On The Square

Sizzling Asian Art Highlights at James D. Julia’s Summer Auction

By Anthony Wu, Asian Art Specialist and Consultant

Aug 08,2016 | 12:00 EDT

James D. Julia is holding their annual summer Asian Art auction on August 26, 2016 as part of their three-day decorative arts sale. Comprised of 280 lots, the total number of items has been considerably pared down from previous years to enhance the quality of the art auction.

Important Pair of Porcelain Plaques by Wang Dafan

Highlighting the sale is lot 3660, an Important Pair of Porcelain Plaques by Wang Dafan (1888-1961).  Each panel depicts a scholar with maiden and date to the summer of the jiyi year (1929), the panels were painted by one of the eminent members of the Zhushan Bayou (Eight Friends of the ‘Pearl Hill’), a group that specialized in famille rose porcelain wares during the Republican Period. Wang Dafan is best known for his depiction of large historical figures and novel shading techniques. These panels were purchased by an American family in the 1960’s and have an estimate of 30,000-40,000 USD.

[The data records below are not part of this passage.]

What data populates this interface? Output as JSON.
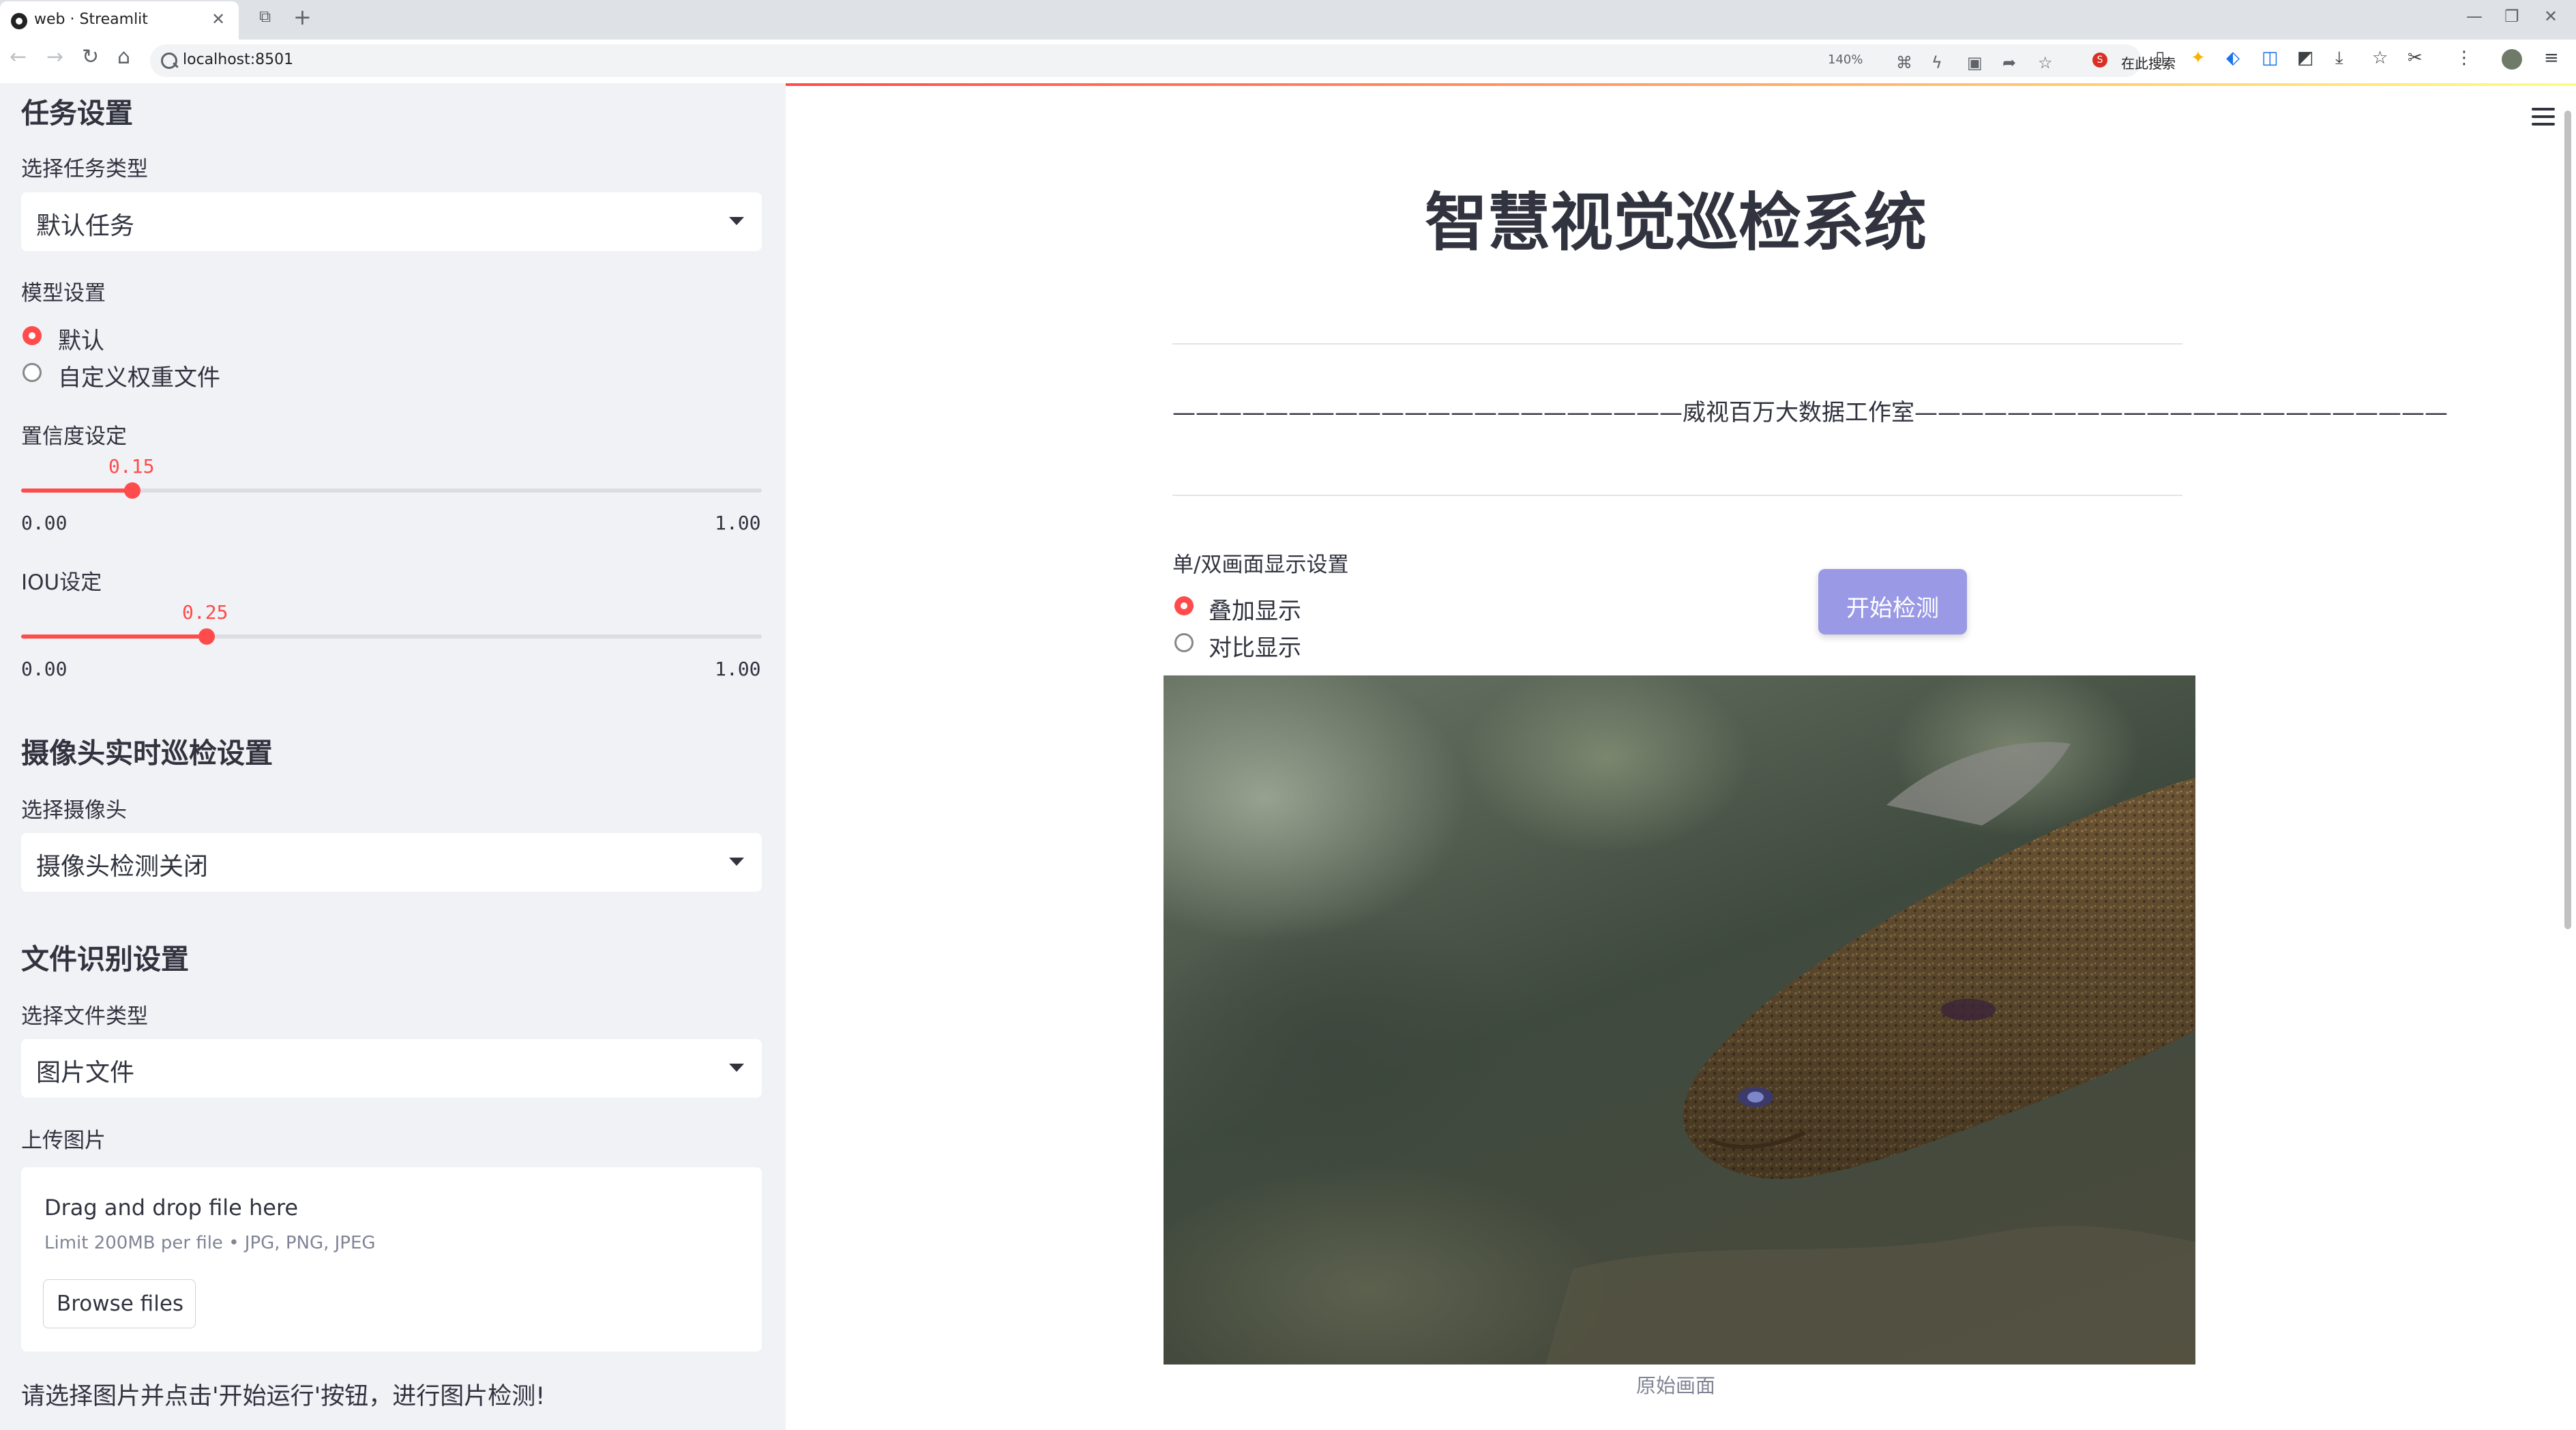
{
  "browser": {
    "tab_title": "web · Streamlit",
    "url": "localhost:8501",
    "zoom": "140%",
    "search_engine_label": "在此搜索"
  },
  "sidebar": {
    "task_section_title": "任务设置",
    "task_type_label": "选择任务类型",
    "task_type_value": "默认任务",
    "model_label": "模型设置",
    "model_options": [
      "默认",
      "自定义权重文件"
    ],
    "model_selected": 0,
    "confidence": {
      "label": "置信度设定",
      "value": "0.15",
      "min": "0.00",
      "max": "1.00",
      "fraction": 0.15
    },
    "iou": {
      "label": "IOU设定",
      "value": "0.25",
      "min": "0.00",
      "max": "1.00",
      "fraction": 0.25
    },
    "camera_section_title": "摄像头实时巡检设置",
    "camera_label": "选择摄像头",
    "camera_value": "摄像头检测关闭",
    "file_section_title": "文件识别设置",
    "file_type_label": "选择文件类型",
    "file_type_value": "图片文件",
    "upload_label": "上传图片",
    "uploader": {
      "drop_text": "Drag and drop file here",
      "limit_text": "Limit 200MB per file • JPG, PNG, JPEG",
      "browse_label": "Browse files"
    },
    "hint": "请选择图片并点击'开始运行'按钮，进行图片检测!"
  },
  "main": {
    "title": "智慧视觉巡检系统",
    "studio_line": "——————————————————————威视百万大数据工作室———————————————————————",
    "view_mode_label": "单/双画面显示设置",
    "view_options": [
      "叠加显示",
      "对比显示"
    ],
    "view_selected": 0,
    "start_button": "开始检测",
    "image_caption": "原始画面"
  },
  "colors": {
    "accent": "#ff4b4b",
    "sidebar_bg": "#f0f2f6",
    "button": "#9a99e6",
    "text": "#31333f"
  }
}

Cloisonne Basin, Ming Dynasty, China

Another highlight is lot 3575 a Ming Dynasty Cloisonné Basin. The rarity of this basin is in its unusually large size and detailed design of a noble enjoying his garden. Typical mid-17th Century cloisonné wares are cruder and lack the finesse of this example. It carries an attractive estimate of 6,000-8,000 USD.

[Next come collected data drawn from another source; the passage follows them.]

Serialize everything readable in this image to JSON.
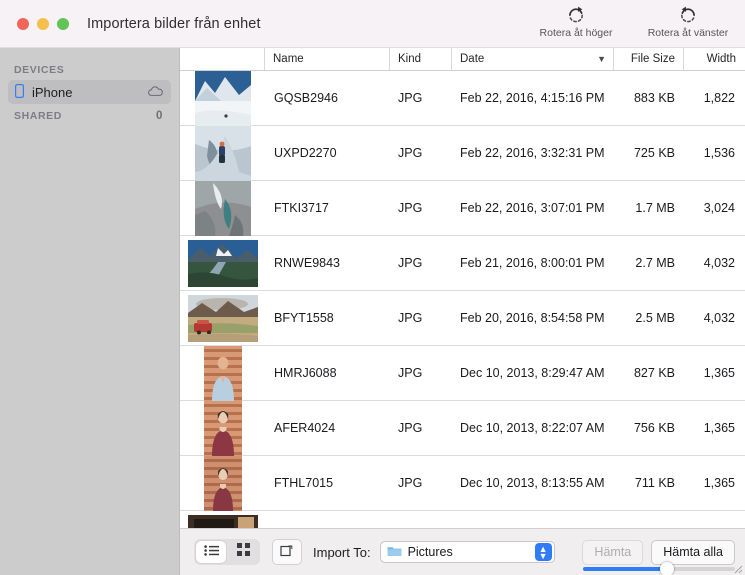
{
  "window": {
    "title": "Importera bilder från enhet",
    "traffic_lights": [
      "close",
      "minimize",
      "zoom"
    ]
  },
  "toolbar": {
    "buttons": [
      {
        "label": "Rotera åt höger",
        "icon": "rotate-right-icon"
      },
      {
        "label": "Rotera åt vänster",
        "icon": "rotate-left-icon"
      }
    ]
  },
  "sidebar": {
    "sections": [
      {
        "header": "DEVICES",
        "count": "",
        "items": [
          {
            "label": "iPhone",
            "icon": "iphone-icon",
            "accessory": "cloud-icon",
            "selected": true
          }
        ]
      },
      {
        "header": "SHARED",
        "count": "0",
        "items": []
      }
    ]
  },
  "table": {
    "columns": [
      {
        "key": "thumb",
        "label": ""
      },
      {
        "key": "name",
        "label": "Name"
      },
      {
        "key": "kind",
        "label": "Kind"
      },
      {
        "key": "date",
        "label": "Date",
        "sorted": true
      },
      {
        "key": "size",
        "label": "File Size"
      },
      {
        "key": "width",
        "label": "Width"
      }
    ],
    "rows": [
      {
        "name": "GQSB2946",
        "kind": "JPG",
        "date": "Feb 22, 2016, 4:15:16 PM",
        "size": "883 KB",
        "width": "1,822",
        "thumb": "snow-peak"
      },
      {
        "name": "UXPD2270",
        "kind": "JPG",
        "date": "Feb 22, 2016, 3:32:31 PM",
        "size": "725 KB",
        "width": "1,536",
        "thumb": "ice-climber"
      },
      {
        "name": "FTKI3717",
        "kind": "JPG",
        "date": "Feb 22, 2016, 3:07:01 PM",
        "size": "1.7 MB",
        "width": "3,024",
        "thumb": "glacier-crevasse"
      },
      {
        "name": "RNWE9843",
        "kind": "JPG",
        "date": "Feb 21, 2016, 8:00:01 PM",
        "size": "2.7 MB",
        "width": "4,032",
        "thumb": "mountain-river"
      },
      {
        "name": "BFYT1558",
        "kind": "JPG",
        "date": "Feb 20, 2016, 8:54:58 PM",
        "size": "2.5 MB",
        "width": "4,032",
        "thumb": "red-van-desert"
      },
      {
        "name": "HMRJ6088",
        "kind": "JPG",
        "date": "Dec 10, 2013, 8:29:47 AM",
        "size": "827 KB",
        "width": "1,365",
        "thumb": "portrait-blue-shirt"
      },
      {
        "name": "AFER4024",
        "kind": "JPG",
        "date": "Dec 10, 2013, 8:22:07 AM",
        "size": "756 KB",
        "width": "1,365",
        "thumb": "portrait-maroon-a"
      },
      {
        "name": "FTHL7015",
        "kind": "JPG",
        "date": "Dec 10, 2013, 8:13:55 AM",
        "size": "711 KB",
        "width": "1,365",
        "thumb": "portrait-maroon-b"
      },
      {
        "name": "",
        "kind": "",
        "date": "",
        "size": "",
        "width": "",
        "thumb": "interior-room"
      }
    ]
  },
  "bottombar": {
    "view_list_icon": "list-view-icon",
    "view_grid_icon": "grid-view-icon",
    "rotate_icon": "rotate-square-icon",
    "import_to_label": "Import To:",
    "destination": "Pictures",
    "destination_icon": "folder-icon",
    "import_selected_label": "Hämta",
    "import_selected_disabled": true,
    "import_all_label": "Hämta alla",
    "zoom_slider_value": "55"
  },
  "colors": {
    "accent": "#2f7cf6",
    "titlebar": "#f7f2f5",
    "sidebar": "#cccccd",
    "bottombar": "#f1eef0"
  }
}
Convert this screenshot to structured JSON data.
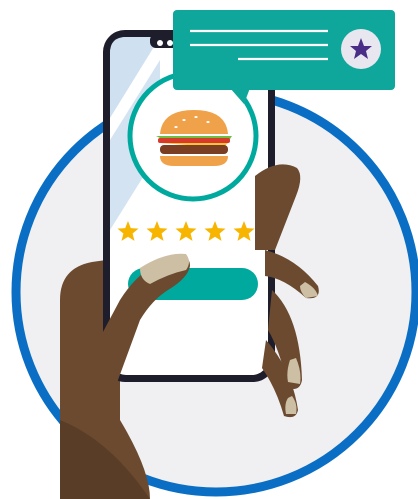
{
  "illustration": {
    "food_icon": "burger-icon",
    "rating": {
      "value": 5,
      "max": 5
    },
    "review_card": {
      "icon": "star-icon",
      "text_lines": 3
    },
    "phone": {
      "screen_button_label": ""
    }
  },
  "colors": {
    "circle_ring": "#0a6fc4",
    "circle_fill": "#f0f0f2",
    "teal": "#00a99d",
    "bubble": "#0fa79b",
    "phone_frame": "#1d1d2b",
    "screen": "#ffffff",
    "screen_tint": "#cfe0f1",
    "skin": "#6b4a30",
    "skin_shadow": "#5a3d27",
    "nail": "#cdbfa3",
    "star_gold": "#f7b500",
    "bubble_star": "#4a2d86"
  }
}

Bronze Sculpture of an Eagle

With respect to Japanese works of art, the sale features lot 3598, a Bronze Sculpture of an Eagle from the Meiji Period.  With its impressive size (total height 27 inches!), this dynamic sculpture would have been a feature item for the European or American market during the late 19th Century. The estimate is 4,000-6,000 USD.

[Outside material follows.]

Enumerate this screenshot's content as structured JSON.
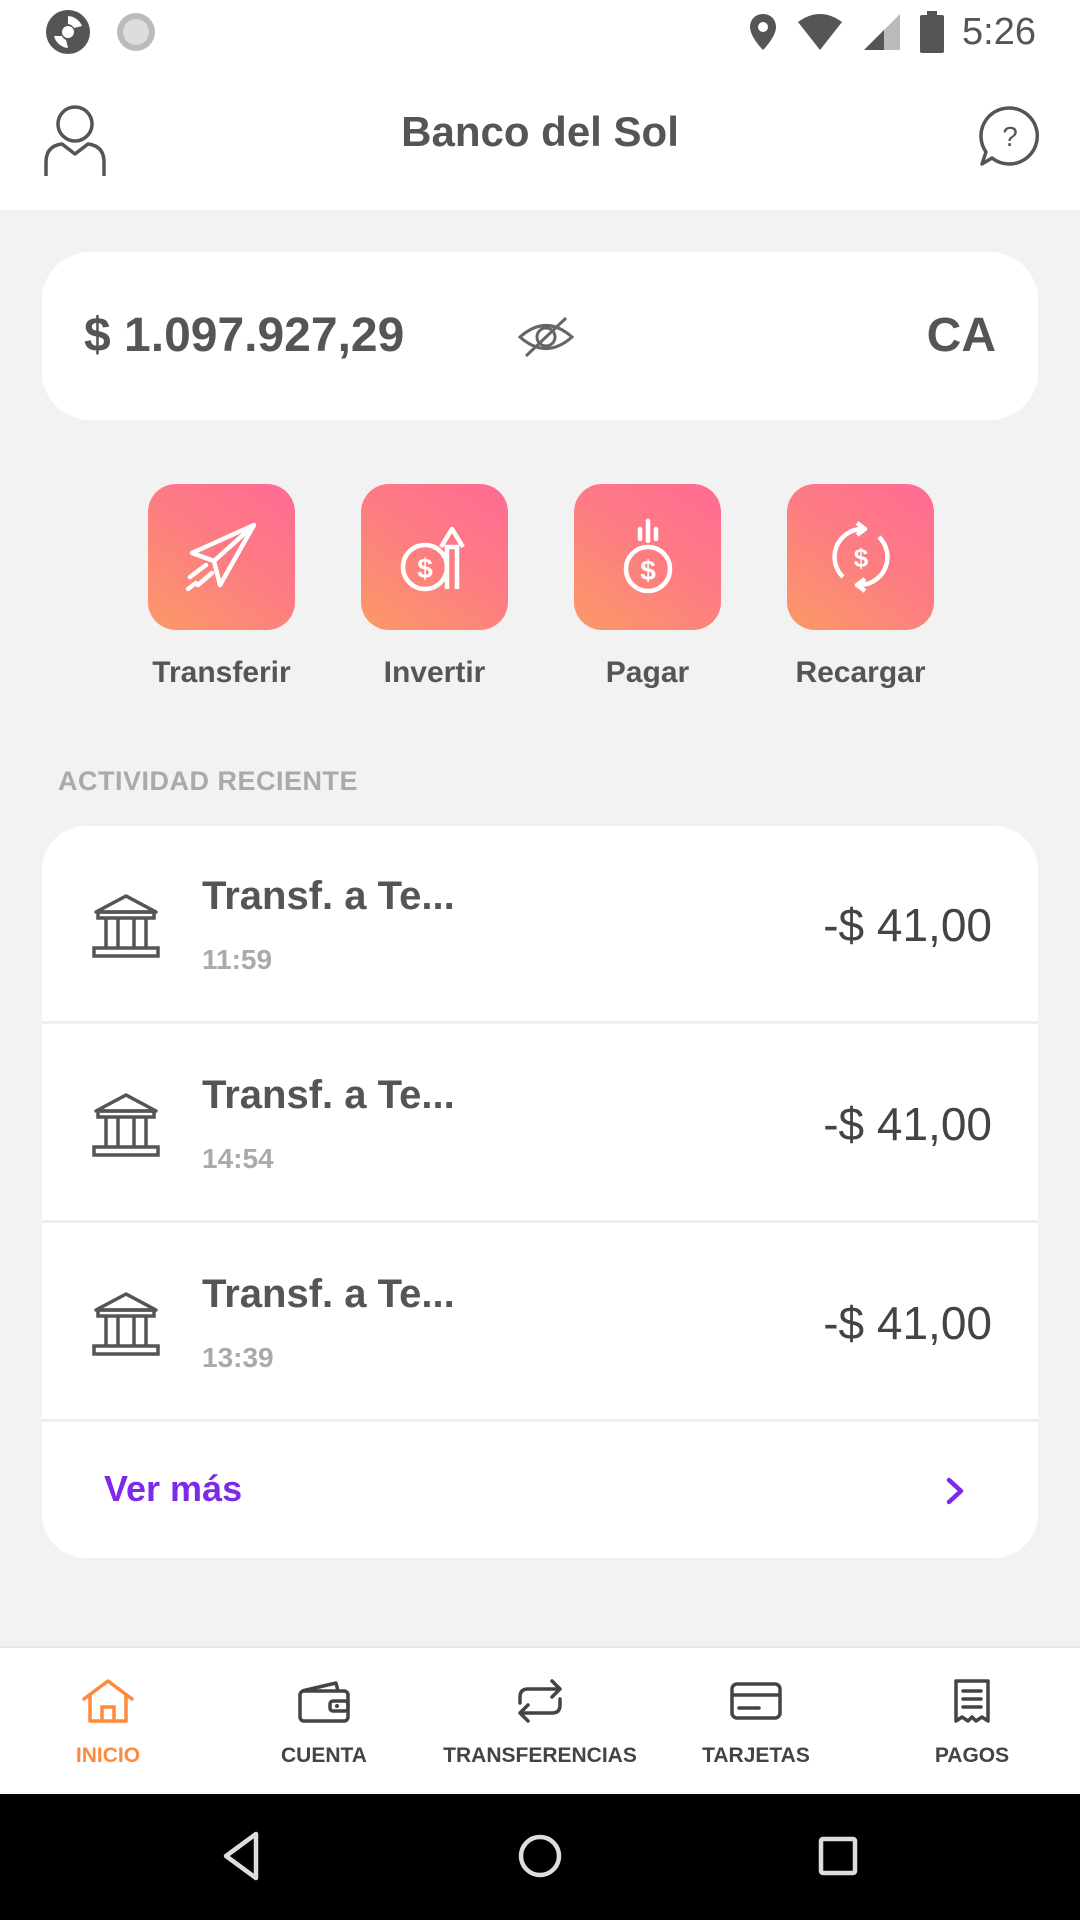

China Trade Painting, Early 19th Century

One of my personal favorites is lot 3638, a China Trade Painting from the early 19th Century. The attractive scene features three ladies in informal attire enjoying a garden. What strikes me about this piece is the Chinese artist’s use of Western painting techniques such as perspective and shading. China trade paintings were popular decorative elements for European families who wanted scenes depicting the Orient.  On its reverse, a label states that this painting belonged to a Miss Sophia Bull (b 1812 d 1884). The painting’s estimate is 3,000-5,000 USD.